Dave, Sänger der Metal-Core/Post-Hardcore-Band Annisokay, ist ein echter Retro-Dude und auch großer Tattoofan, weshalb wir ihm zu Hause und beim Tätowierer einen Besuch abstatteten.


Man kann die Mannschaft um Shouter Dave Grunewald wohl als die großen Aufsteiger am modernen Metal-Himmel bezeichnen. Grob einzuordnen im Metal-Core/Post-Hardcore schaffen Annisokay einen lockeren Spagat zwischen dem US-Sound und einer eigenen europäischen Pop-Note. Darüber hinaus ist Dave ein echter Retro-Dude und auch großer Tattoofan, weshalb wir ihm zu Hause und beim Tätowierer einen Besuch abstatteten. 

Shouter Dave hat einen ganz eigenen Look, der sich sofort einprägt.

Deine Vorliebe für 80er-Jahre-Zeug ist kaum zu übersehen. Woher kommt dieses Faible?
Die 80er waren höher, schneller, weiter und das hat mich schon im Kindesalter angesprochen. Ich bin zwar erst 1986 geboren, doch in den frühen 90ern wurden Filme und Serien der 80er im TV und die Musik dieses Jahrzehnts im Radio gespielt. Ich stand als kleiner Bub auf He-Man, Nummer 5, Hulk Hogan, Alf, die Ghostbusters, Marty McFly und die Goonies.

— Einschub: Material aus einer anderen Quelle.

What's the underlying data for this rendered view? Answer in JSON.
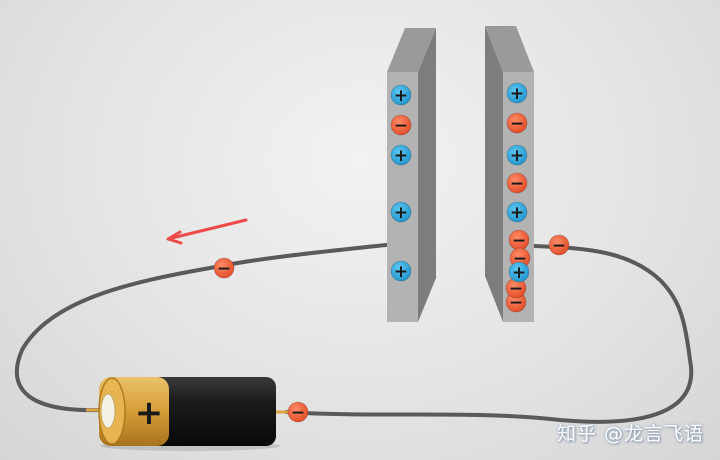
{
  "watermark": "知乎 @龙言飞语",
  "symbols": {
    "positive": "+",
    "negative": "−"
  },
  "colors": {
    "positive_charge": "#2aa7e0",
    "negative_charge": "#ee5a35",
    "plate_face": "#b3b3b3",
    "plate_side": "#7d7d7d",
    "wire": "#5a5a5a",
    "arrow": "#ee4a4a",
    "battery_body": "#1c1c1c",
    "battery_cap": "#d9a13a"
  },
  "left_plate": {
    "charges": [
      "positive",
      "negative",
      "positive",
      "positive",
      "positive"
    ]
  },
  "right_plate": {
    "charges": [
      "positive",
      "negative",
      "positive",
      "negative",
      "positive",
      "negative",
      "negative",
      "positive",
      "negative",
      "negative"
    ]
  },
  "wire_electrons": 3,
  "battery": {
    "terminal_label": "+"
  },
  "arrow_direction": "left"
}
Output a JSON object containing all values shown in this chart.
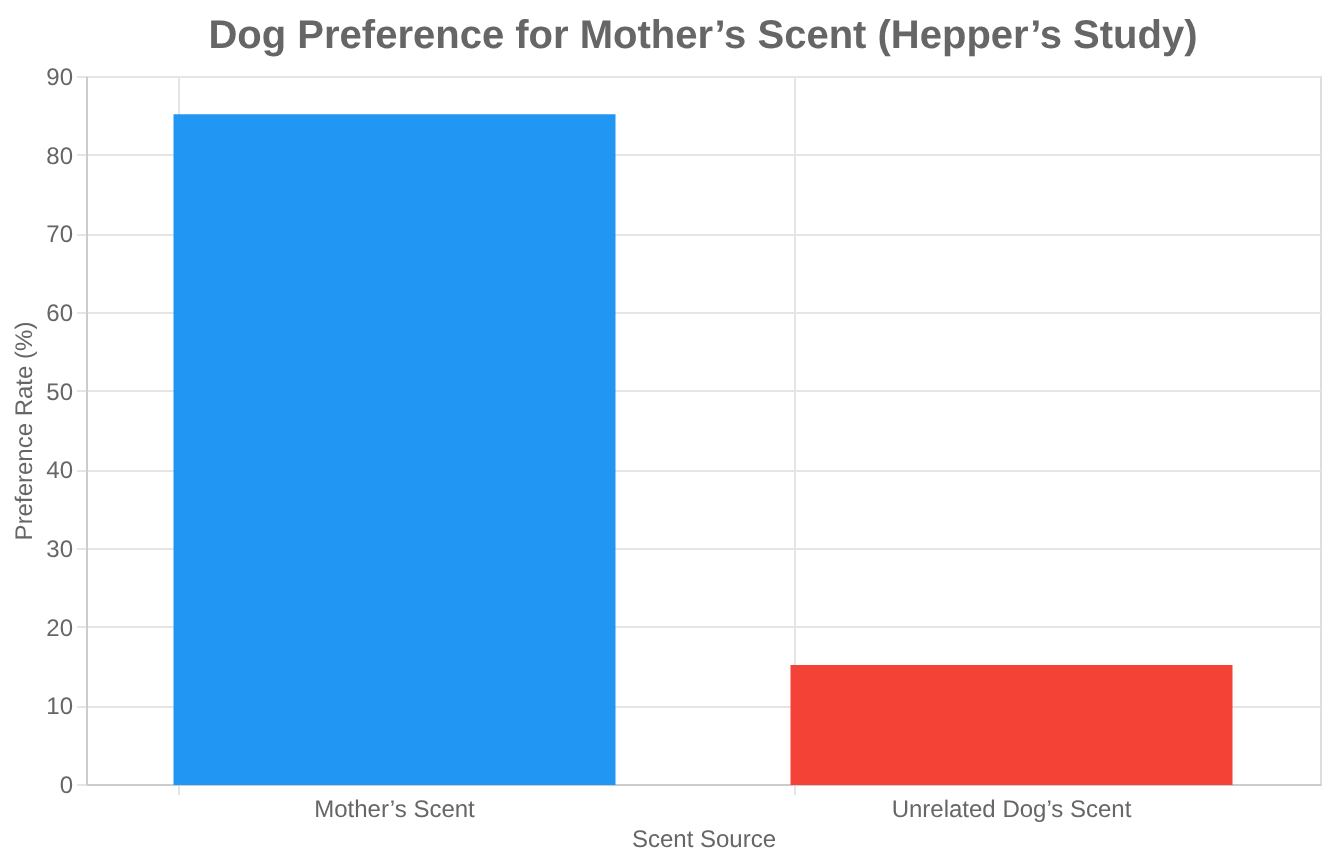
{
  "chart_data": {
    "type": "bar",
    "title": "Dog Preference for Mother’s Scent (Hepper’s Study)",
    "categories": [
      "Mother’s Scent",
      "Unrelated Dog’s Scent"
    ],
    "series": [
      {
        "values": [
          85,
          15
        ],
        "colors": [
          "#2196f3",
          "#f44336"
        ]
      }
    ],
    "xlabel": "Scent Source",
    "ylabel": "Preference Rate (%)",
    "ylim": [
      0,
      90
    ],
    "yticks": [
      0,
      10,
      20,
      30,
      40,
      50,
      60,
      70,
      80,
      90
    ],
    "grid": true
  }
}
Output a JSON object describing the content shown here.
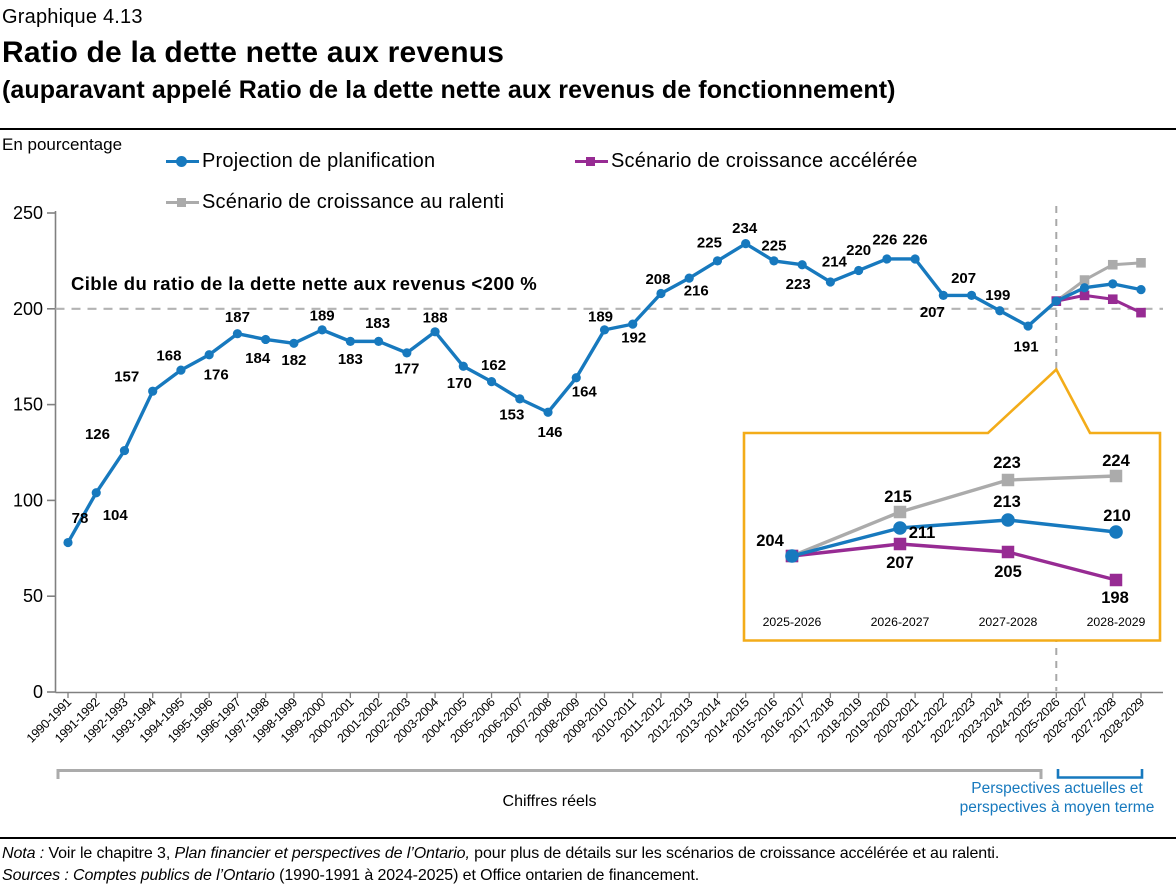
{
  "header": {
    "chart_number": "Graphique 4.13",
    "title": "Ratio de la dette nette aux revenus",
    "subtitle": "(auparavant appelé Ratio de la dette nette aux revenus de fonctionnement)"
  },
  "chart_data": {
    "type": "line",
    "title": "Ratio de la dette nette aux revenus",
    "ylabel": "En pourcentage",
    "ylim": [
      0,
      250
    ],
    "yticks": [
      0,
      50,
      100,
      150,
      200,
      250
    ],
    "grid": false,
    "legend_position": "top",
    "target_line": {
      "value": 200,
      "label": "Cible du ratio de la dette nette aux revenus <200 %"
    },
    "divider_index": 35,
    "categories": [
      "1990-1991",
      "1991-1992",
      "1992-1993",
      "1993-1994",
      "1994-1995",
      "1995-1996",
      "1996-1997",
      "1997-1998",
      "1998-1999",
      "1999-2000",
      "2000-2001",
      "2001-2002",
      "2002-2003",
      "2003-2004",
      "2004-2005",
      "2005-2006",
      "2006-2007",
      "2007-2008",
      "2008-2009",
      "2009-2010",
      "2010-2011",
      "2011-2012",
      "2012-2013",
      "2013-2014",
      "2014-2015",
      "2015-2016",
      "2016-2017",
      "2017-2018",
      "2018-2019",
      "2019-2020",
      "2020-2021",
      "2021-2022",
      "2022-2023",
      "2023-2024",
      "2024-2025",
      "2025-2026",
      "2026-2027",
      "2027-2028",
      "2028-2029"
    ],
    "series": [
      {
        "name": "Projection de planification",
        "color": "#1779be",
        "marker": "circle",
        "values": [
          78,
          104,
          126,
          157,
          168,
          176,
          187,
          184,
          182,
          189,
          183,
          183,
          177,
          188,
          170,
          162,
          153,
          146,
          164,
          189,
          192,
          208,
          216,
          225,
          234,
          225,
          223,
          214,
          220,
          226,
          226,
          207,
          207,
          199,
          191,
          204,
          211,
          213,
          210
        ],
        "label_offsets": [
          [
            12,
            -24
          ],
          [
            19,
            23
          ],
          [
            -27,
            -16
          ],
          [
            -26,
            -14
          ],
          [
            -12,
            -14
          ],
          [
            7,
            20
          ],
          [
            0,
            -16
          ],
          [
            -8,
            19
          ],
          [
            0,
            17
          ],
          [
            0,
            -14
          ],
          [
            0,
            18
          ],
          [
            -1,
            -18
          ],
          [
            0,
            16
          ],
          [
            0,
            -14
          ],
          [
            -4,
            17
          ],
          [
            2,
            -16
          ],
          [
            -8,
            16
          ],
          [
            2,
            20
          ],
          [
            8,
            14
          ],
          [
            -4,
            -13
          ],
          [
            1,
            14
          ],
          [
            -3,
            -14
          ],
          [
            7,
            13
          ],
          [
            -8,
            -18
          ],
          [
            -1,
            -15
          ],
          [
            0,
            -15
          ],
          [
            -4,
            20
          ],
          [
            4,
            -20
          ],
          [
            0,
            -20
          ],
          [
            -2,
            -19
          ],
          [
            0,
            -19
          ],
          [
            -11,
            17
          ],
          [
            -8,
            -17
          ],
          [
            -2,
            -15
          ],
          [
            -2,
            21
          ],
          null,
          null,
          null,
          null
        ]
      },
      {
        "name": "Scénario de croissance accélérée",
        "color": "#972b93",
        "marker": "square",
        "values": [
          null,
          null,
          null,
          null,
          null,
          null,
          null,
          null,
          null,
          null,
          null,
          null,
          null,
          null,
          null,
          null,
          null,
          null,
          null,
          null,
          null,
          null,
          null,
          null,
          null,
          null,
          null,
          null,
          null,
          null,
          null,
          null,
          null,
          null,
          null,
          204,
          207,
          205,
          198
        ],
        "label_offsets": null
      },
      {
        "name": "Scénario de croissance au ralenti",
        "color": "#ababab",
        "marker": "square",
        "values": [
          null,
          null,
          null,
          null,
          null,
          null,
          null,
          null,
          null,
          null,
          null,
          null,
          null,
          null,
          null,
          null,
          null,
          null,
          null,
          null,
          null,
          null,
          null,
          null,
          null,
          null,
          null,
          null,
          null,
          null,
          null,
          null,
          null,
          null,
          null,
          204,
          215,
          223,
          224
        ],
        "label_offsets": null
      }
    ],
    "inset": {
      "border_color": "#f3ac19",
      "categories": [
        "2025-2026",
        "2026-2027",
        "2027-2028",
        "2028-2029"
      ],
      "series": [
        {
          "name": "Projection de planification",
          "color": "#1779be",
          "marker": "circle",
          "values": [
            204,
            211,
            213,
            210
          ],
          "label_offsets": [
            [
              -22,
              -15
            ],
            [
              22,
              5
            ],
            [
              -1,
              -18
            ],
            [
              1,
              -16
            ]
          ]
        },
        {
          "name": "Scénario de croissance accélérée",
          "color": "#972b93",
          "marker": "square",
          "values": [
            204,
            207,
            205,
            198
          ],
          "label_offsets": [
            null,
            [
              0,
              19
            ],
            [
              0,
              20
            ],
            [
              -1,
              18
            ]
          ]
        },
        {
          "name": "Scénario de croissance au ralenti",
          "color": "#ababab",
          "marker": "square",
          "values": [
            204,
            215,
            223,
            224
          ],
          "label_offsets": [
            null,
            [
              -2,
              -15
            ],
            [
              -1,
              -17
            ],
            [
              0,
              -15
            ]
          ]
        }
      ]
    },
    "annotations": {
      "actual_label": "Chiffres réels",
      "outlook_line1": "Perspectives actuelles et",
      "outlook_line2": "perspectives à moyen terme",
      "outlook_color": "#1779be",
      "actual_bracket_color": "#ababab"
    }
  },
  "footnotes": {
    "nota_segments": [
      {
        "text": "Nota :",
        "italic": true
      },
      {
        "text": " Voir le chapitre 3, ",
        "italic": false
      },
      {
        "text": "Plan financier et perspectives de l’Ontario,",
        "italic": true
      },
      {
        "text": " pour plus de détails sur les scénarios de croissance accélérée et au ralenti.",
        "italic": false
      }
    ],
    "sources_segments": [
      {
        "text": "Sources : Comptes publics de l’Ontario",
        "italic": true
      },
      {
        "text": " (1990-1991 à 2024-2025) et Office ontarien de financement.",
        "italic": false
      }
    ]
  }
}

Und da meine Eltern nach der Wende den Videotheken-Boom voll mitgenommen haben, sah ich vielleicht etwas zu früh Filme wie »Das Ding aus einer anderen Welt«, »Terminator«, »Rambo« und so weiter. Pokemon und Co. hat mich nie gepackt, sondern ich hab meine Fühler in die Vergangenheit ausgestreckt. Du glaubst gar nicht, wie sehr dieses Jahrzehnt alles, was wir heute geil finden, beeinflusst hat. Damals war ich darauf angewiesen, was meine Eltern mitgebracht haben und was im Free-TV oder im Radio lief. Heute habe ich das Geld, mir den ganzen geilen Scheiß von damals zu kaufen. 

Die Goonies-Schatzkarte, allerdings noch in Arbeit. Gestochen von Mario (A Perfect Circle Tattoo Studio, Wittmund).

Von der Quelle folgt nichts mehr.